"I HATE EVERY HITTER"
As a former magazine editor, I love browsing through old magazines. Holding a garage sale and have a box of crusty old magazines you want to get rid of? I'll take 'em. I came across some old sports magazines from the early 1960s and discovered this wonderful hard-edged essay by Warren Spahn, who The New York Times described in his 2003 obituary as a "left-handed craftsman of the baseball mound."
The first two grafs:
"Every hitter is my enemy. I hate all hitters. Stan Musial is this nicest guy in the world but when he's up there at the plate and I'm out there on the mound, I hate him--that is, until after he cracks a hit off me, or I get him out. Then I stop hating him--until he comes up to bat again and I start hating him all over again.

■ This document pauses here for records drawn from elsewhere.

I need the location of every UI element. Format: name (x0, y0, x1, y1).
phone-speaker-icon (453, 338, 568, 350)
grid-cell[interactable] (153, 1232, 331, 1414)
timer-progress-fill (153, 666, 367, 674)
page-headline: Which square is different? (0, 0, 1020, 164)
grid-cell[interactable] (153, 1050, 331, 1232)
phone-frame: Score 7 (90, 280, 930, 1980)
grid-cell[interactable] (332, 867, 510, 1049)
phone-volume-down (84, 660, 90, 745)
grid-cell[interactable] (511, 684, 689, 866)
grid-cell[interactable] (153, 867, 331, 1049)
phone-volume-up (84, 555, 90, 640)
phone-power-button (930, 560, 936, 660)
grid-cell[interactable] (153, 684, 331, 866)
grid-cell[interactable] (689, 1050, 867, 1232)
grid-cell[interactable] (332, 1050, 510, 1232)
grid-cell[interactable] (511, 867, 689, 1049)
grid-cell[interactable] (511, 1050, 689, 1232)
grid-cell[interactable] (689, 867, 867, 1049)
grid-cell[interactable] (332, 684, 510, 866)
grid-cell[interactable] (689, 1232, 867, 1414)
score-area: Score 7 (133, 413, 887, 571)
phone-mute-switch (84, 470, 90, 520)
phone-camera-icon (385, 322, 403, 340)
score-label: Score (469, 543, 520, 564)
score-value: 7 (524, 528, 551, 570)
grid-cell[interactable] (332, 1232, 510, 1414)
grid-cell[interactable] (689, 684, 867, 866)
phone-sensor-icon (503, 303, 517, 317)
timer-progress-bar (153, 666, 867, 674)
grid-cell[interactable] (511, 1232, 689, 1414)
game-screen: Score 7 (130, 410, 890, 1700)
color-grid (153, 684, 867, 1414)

"Does that make sense? You bet it does. Big Frank Howard of the Dodgers is one of the strongest men I've ever seen. He's got power, make no mistake about that. When that guy hits the ball solid, sawdust comes out of his bat. What kind of mood am I supposed to be when I face a slugger like that? He's out to knock my brains out. Sure I hate him. He's my enemy. All batters are a pitcher's enemy. I wouldn't give my son Greg a good pitch if he got up there in the batter's box. It's got to be that way if you're going to survive. There are only a handful of pitchers who can overpower the hitters. The rest of us have got to try to fool them."
And the last paragraph:
"How long will I go on? as long as I get a kick out of it. Guys who pitch strictly for the money are crazy. I mean if you can't enjoy it, you got a lousy job. Baseball is not only my bread and butter, it's my life. What is life, after all, but a challenge between men? By the same token, what better challenge can there be in baseball than the one between the pitcher and the hitter? Stripped down to its bare essentials, that basically is baseball--the never-ending duel between the pitcher and hitter. That's why I'm a pitcher. I live on competition. And as long as I'm out there on the mound, I'll never give a hitter an inch. And I won't be afraid of him. I may respect him, but I won't fear him. All a pitcher has to do is remember he's one human being pitted against another."